In October, Quintrall discovered that Chesney had spent $700 on 60 hard hats emblazoned with employees’ names.

“This is just another example of poor judgment on his part,” she wrote. “They are sitting in a box on the 3rd floor, never distributed.”

Chesney defended the purchase.

“After the (Davenport Grand) hotel walk-through, I told her I was going to buy those. I heard no objection,” Chesney said. “From the city side, some of our inspectors use them every day. … This is a way of reinforcing that we’re in the business of getting things built and you need to go out and see them.”

Quintrall’s notes also criticize all but one City Council member for publicly and positively acknowledging Chesney’s work at the city. She suggested that Councilwoman Amber Waldref had expressed concerns about Chesney to her previously and “came very close to calling Scott a liar.” She called Councilwoman Candace Mumm “arrogant.”

After Stuckart questioned Chesney’s ouster and told Quintrall that Chesney was “not the problem in planning,” she told him “not to go there.”

“The arrogance of that statement is simply amazing,” she wrote. “How could you have any idea about the inner workings of planning?”

On Wednesday, Quintrall said she “did not say any of those things to them” and only wrote them down.

“It felt good to get it off my chest.
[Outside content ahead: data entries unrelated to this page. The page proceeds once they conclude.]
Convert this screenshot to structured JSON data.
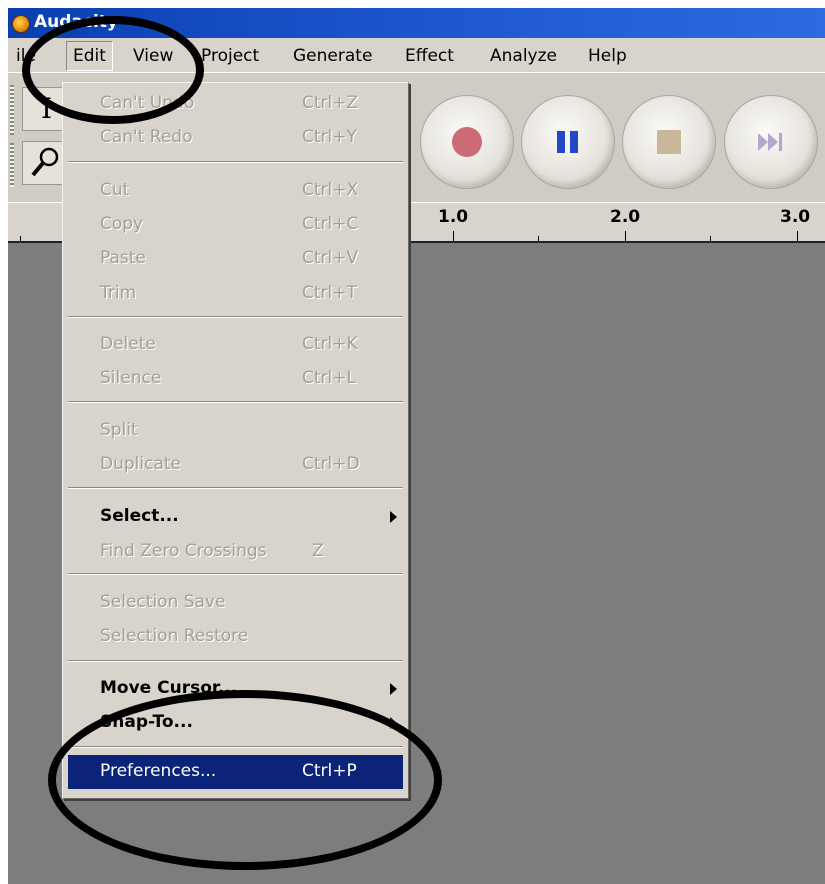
{
  "window": {
    "title": "Audacity",
    "icon": "audacity-logo-icon"
  },
  "menubar": {
    "items": [
      {
        "label": "ile"
      },
      {
        "label": "Edit"
      },
      {
        "label": "View"
      },
      {
        "label": "Project"
      },
      {
        "label": "Generate"
      },
      {
        "label": "Effect"
      },
      {
        "label": "Analyze"
      },
      {
        "label": "Help"
      }
    ],
    "open_menu": "Edit"
  },
  "toolbar": {
    "tools": [
      {
        "icon": "selection-tool-icon"
      },
      {
        "icon": "zoom-tool-icon"
      }
    ],
    "transport": [
      {
        "icon": "record-icon",
        "color": "#cc6b73"
      },
      {
        "icon": "pause-icon",
        "color": "#2446c8"
      },
      {
        "icon": "stop-icon",
        "color": "#c9b79a"
      },
      {
        "icon": "skip-to-end-icon",
        "color": "#b6a6cf"
      }
    ]
  },
  "ruler": {
    "labels": [
      "1.0",
      "2.0",
      "3.0"
    ]
  },
  "edit_menu": {
    "items": [
      {
        "label": "Can't Undo",
        "shortcut": "Ctrl+Z",
        "state": "disabled"
      },
      {
        "label": "Can't Redo",
        "shortcut": "Ctrl+Y",
        "state": "disabled"
      },
      {
        "label": "Cut",
        "shortcut": "Ctrl+X",
        "state": "disabled"
      },
      {
        "label": "Copy",
        "shortcut": "Ctrl+C",
        "state": "disabled"
      },
      {
        "label": "Paste",
        "shortcut": "Ctrl+V",
        "state": "disabled"
      },
      {
        "label": "Trim",
        "shortcut": "Ctrl+T",
        "state": "disabled"
      },
      {
        "label": "Delete",
        "shortcut": "Ctrl+K",
        "state": "disabled"
      },
      {
        "label": "Silence",
        "shortcut": "Ctrl+L",
        "state": "disabled"
      },
      {
        "label": "Split",
        "shortcut": "",
        "state": "disabled"
      },
      {
        "label": "Duplicate",
        "shortcut": "Ctrl+D",
        "state": "disabled"
      },
      {
        "label": "Select...",
        "shortcut": "",
        "state": "enabled",
        "submenu": true
      },
      {
        "label": "Find Zero Crossings",
        "shortcut": "Z",
        "state": "disabled"
      },
      {
        "label": "Selection Save",
        "shortcut": "",
        "state": "disabled"
      },
      {
        "label": "Selection Restore",
        "shortcut": "",
        "state": "disabled"
      },
      {
        "label": "Move Cursor...",
        "shortcut": "",
        "state": "enabled",
        "submenu": true
      },
      {
        "label": "Snap-To...",
        "shortcut": "",
        "state": "enabled",
        "submenu": true
      },
      {
        "label": "Preferences...",
        "shortcut": "Ctrl+P",
        "state": "highlighted"
      }
    ]
  },
  "colors": {
    "menu_highlight": "#0b2479",
    "workspace": "#7d7d7d",
    "title_bar": "#1c56cf"
  }
}
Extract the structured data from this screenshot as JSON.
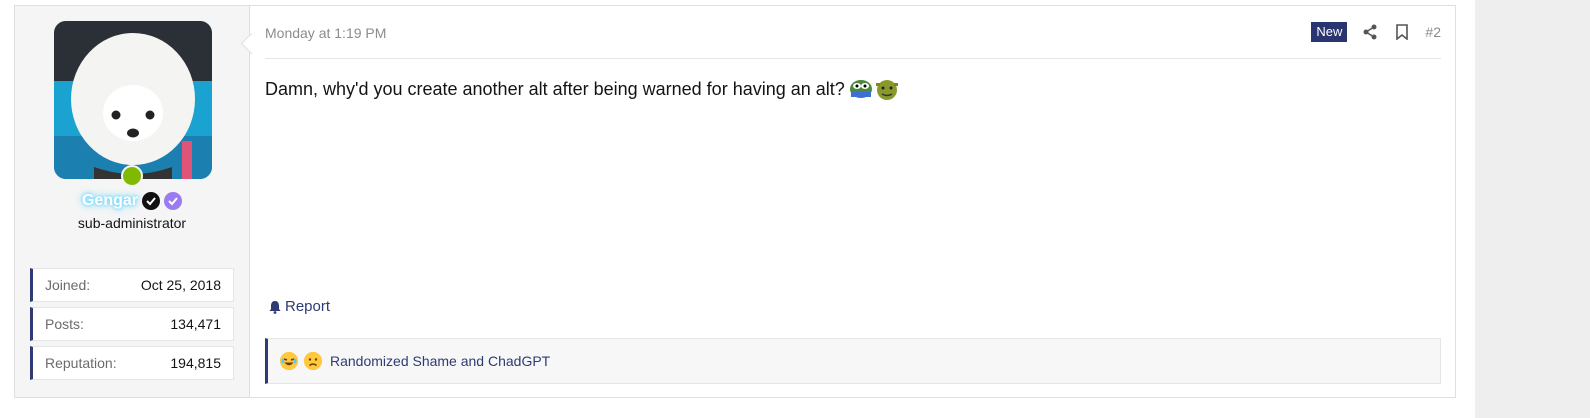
{
  "post": {
    "date": "Monday at 1:19 PM",
    "new_label": "New",
    "post_number": "#2",
    "message": "Damn, why'd you create another alt after being warned for having an alt?",
    "report_label": "Report",
    "reactions_text": "Randomized Shame and ChadGPT"
  },
  "user": {
    "name": "Gengar",
    "title": "sub-administrator",
    "stats": [
      {
        "label": "Joined:",
        "value": "Oct 25, 2018"
      },
      {
        "label": "Posts:",
        "value": "134,471"
      },
      {
        "label": "Reputation:",
        "value": "194,815"
      }
    ]
  },
  "colors": {
    "accent": "#2f3b73",
    "new_badge": "#2a3470",
    "online": "#7fba00"
  },
  "icons": [
    "share-icon",
    "bookmark-icon",
    "bell-icon",
    "verified-black-icon",
    "verified-purple-icon",
    "laughing-emoji-icon",
    "sad-emoji-icon"
  ]
}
It was just more destruction and I’ve just had enough destruction over this process,” she said. “I’m not going to lambast them publicly.”
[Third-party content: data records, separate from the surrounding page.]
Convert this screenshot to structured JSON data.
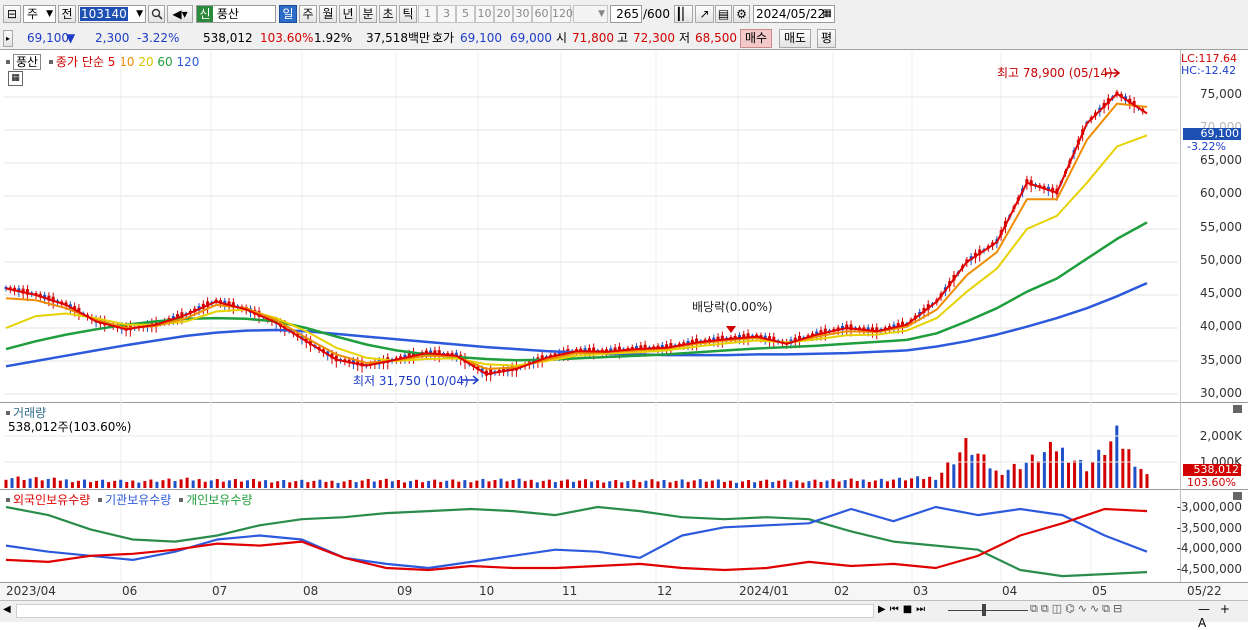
{
  "toolbar": {
    "market_type": "주",
    "prev_button": "전",
    "code": "103140",
    "new_badge": "신",
    "stock_name": "풍산",
    "periods": [
      "일",
      "주",
      "월",
      "년",
      "분",
      "초",
      "틱"
    ],
    "period_numbers": [
      "1",
      "3",
      "5",
      "10",
      "20",
      "30",
      "60",
      "120"
    ],
    "count_value": "265",
    "count_max": "/600",
    "date_value": "2024/05/22"
  },
  "quote": {
    "price": "69,100",
    "change_arrow": "▼",
    "change": "2,300",
    "change_pct": "-3.22%",
    "volume": "538,012",
    "volume_ratio": "103.60%",
    "turnover": "1.92%",
    "amount": "37,518백만",
    "hoga_label": "호가",
    "ask": "69,100",
    "bid": "69,000",
    "open_label": "시",
    "open": "71,800",
    "high_label": "고",
    "high": "72,300",
    "low_label": "저",
    "low": "68,500",
    "buy_button": "매수",
    "sell_button": "매도",
    "eval_button": "평"
  },
  "price_panel": {
    "legend_name": "풍산",
    "legend_ma_title": "종가 단순",
    "ma_periods": [
      "5",
      "10",
      "20",
      "60",
      "120"
    ],
    "ma_colors": [
      "#e00000",
      "#f08c00",
      "#e6d200",
      "#1e9e3c",
      "#2d5adc"
    ],
    "lc": "LC:117.64",
    "hc": "HC:-12.42",
    "y_ticks": [
      "75,000",
      "70,000",
      "65,000",
      "60,000",
      "55,000",
      "50,000",
      "45,000",
      "40,000",
      "35,000",
      "30,000"
    ],
    "current_price_tag": "69,100",
    "current_pct_tag": "-3.22%",
    "high_annotation": "최고 78,900 (05/14)",
    "low_annotation": "최저 31,750 (10/04)",
    "dividend_annotation": "배당락(0.00%)"
  },
  "volume_panel": {
    "title": "거래량",
    "value": "538,012주(103.60%)",
    "y_ticks": [
      "2,000K",
      "1,000K"
    ],
    "tag_value": "538,012",
    "tag_pct": "103.60%"
  },
  "holdings_panel": {
    "series": [
      {
        "name": "외국인보유수량",
        "color": "#e00000"
      },
      {
        "name": "기관보유수량",
        "color": "#2d5adc"
      },
      {
        "name": "개인보유수량",
        "color": "#1e9e3c"
      }
    ],
    "y_ticks": [
      "-3,000,000",
      "-3,500,000",
      "-4,000,000",
      "-4,500,000"
    ]
  },
  "x_axis": {
    "labels": [
      "2023/04",
      "06",
      "07",
      "08",
      "09",
      "10",
      "11",
      "12",
      "2024/01",
      "02",
      "03",
      "04",
      "05"
    ],
    "end_date": "05/22"
  },
  "chart_data": {
    "type": "line",
    "title": "풍산",
    "x_start": "2023/04",
    "x_end": "2024/05/22",
    "ylim": [
      30000,
      78000
    ],
    "high": {
      "value": 78900,
      "date": "05/14"
    },
    "low": {
      "value": 31750,
      "date": "10/04"
    },
    "last_close": 69100,
    "series": [
      {
        "name": "5",
        "values": [
          46000,
          45000,
          43500,
          41000,
          39800,
          40500,
          42000,
          44000,
          42800,
          40800,
          38000,
          35200,
          34300,
          35200,
          36200,
          35800,
          33000,
          33800,
          35500,
          36500,
          36400,
          36800,
          37000,
          37800,
          38300,
          38700,
          37600,
          39000,
          40000,
          39500,
          40500,
          44000,
          50000,
          53000,
          62000,
          60500,
          71000,
          75500,
          72500
        ]
      },
      {
        "name": "10",
        "values": [
          44500,
          44200,
          43000,
          41200,
          40000,
          40300,
          41500,
          43500,
          43000,
          41200,
          38500,
          36000,
          34700,
          35100,
          35800,
          35700,
          33800,
          34000,
          35200,
          36200,
          36300,
          36600,
          36900,
          37600,
          38100,
          38500,
          37700,
          38700,
          39500,
          39400,
          40200,
          42800,
          48000,
          51500,
          59500,
          59500,
          68500,
          74000,
          73500
        ]
      },
      {
        "name": "20",
        "values": [
          40000,
          41800,
          42200,
          41500,
          40500,
          40500,
          41000,
          42500,
          42800,
          41500,
          39500,
          37000,
          35500,
          35000,
          35300,
          35400,
          34500,
          34300,
          35000,
          35800,
          36100,
          36300,
          36600,
          37200,
          37700,
          38100,
          37800,
          38300,
          38900,
          39000,
          39600,
          41500,
          45500,
          49000,
          55000,
          57000,
          62000,
          67500,
          69200
        ]
      },
      {
        "name": "60",
        "values": [
          36800,
          38000,
          39000,
          39800,
          40500,
          41000,
          41400,
          41500,
          41400,
          41000,
          40000,
          38700,
          37500,
          36600,
          36000,
          35600,
          35300,
          35100,
          35200,
          35400,
          35600,
          35800,
          36000,
          36300,
          36600,
          36900,
          37100,
          37300,
          37600,
          37900,
          38200,
          39200,
          41000,
          43000,
          45500,
          47500,
          50500,
          53500,
          56000
        ]
      },
      {
        "name": "120",
        "values": [
          34200,
          35000,
          35800,
          36600,
          37400,
          38100,
          38800,
          39300,
          39600,
          39700,
          39500,
          39100,
          38700,
          38300,
          37900,
          37500,
          37100,
          36800,
          36500,
          36300,
          36100,
          36000,
          35900,
          35900,
          35900,
          36000,
          36000,
          36100,
          36200,
          36400,
          36600,
          37200,
          38000,
          39000,
          40200,
          41500,
          43000,
          44800,
          46800
        ]
      }
    ],
    "volume_values": [
      420,
      360,
      310,
      280,
      260,
      300,
      330,
      310,
      290,
      280,
      270,
      260,
      300,
      290,
      280,
      270,
      320,
      300,
      290,
      280,
      280,
      270,
      290,
      300,
      260,
      280,
      270,
      290,
      300,
      310,
      350,
      420,
      1700,
      600,
      1000,
      1600,
      800,
      2000,
      480
    ]
  }
}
Regardless, Stuckart did not appreciate the comments.

“That’s a pretty disrespectful statement. I’m disappointed to hear that from a division head. I’m glad that’s only in notes and she didn’t say it to me,” Stuckart said, before reiterating his support for Chesney and calling his ouster “unacceptable.”

He dismissed the reasons for Chesney’s ouster.

“I don’t think it’s a problem if our planning staff and permitting staff have hard hats to go with the projects they’re working on,” he said, adding that Chesney couldn’t be blamed for wanting the personalized folder. “Is that going to get you fired? Looking nice for your clients?”

Also in Chesney’s personnel file were Quintrall’s official reviews of Chesney’s performance, which were generally positive but laced with concerns.

“He’s almost like reviewing two people,” she said. “There’s how he performs internally with the team he’s leading, and how he’s dealing with people in the community.”

Finally, Quintrall said she was “shocked” when prominent developers lined up behind Chesney when news came out that he was leaving the city.

“Many of those same developers … know that so much of the change was lead by Kris Becker,” said Quintrall, referring to the manager of the city’s Development Services Center. “I’ve talked to Ron Wells. I’ve seen Jim Frank. We shook hands and had pleasantries but didn’t really talk. Life goes on. You still have to get stuff done.”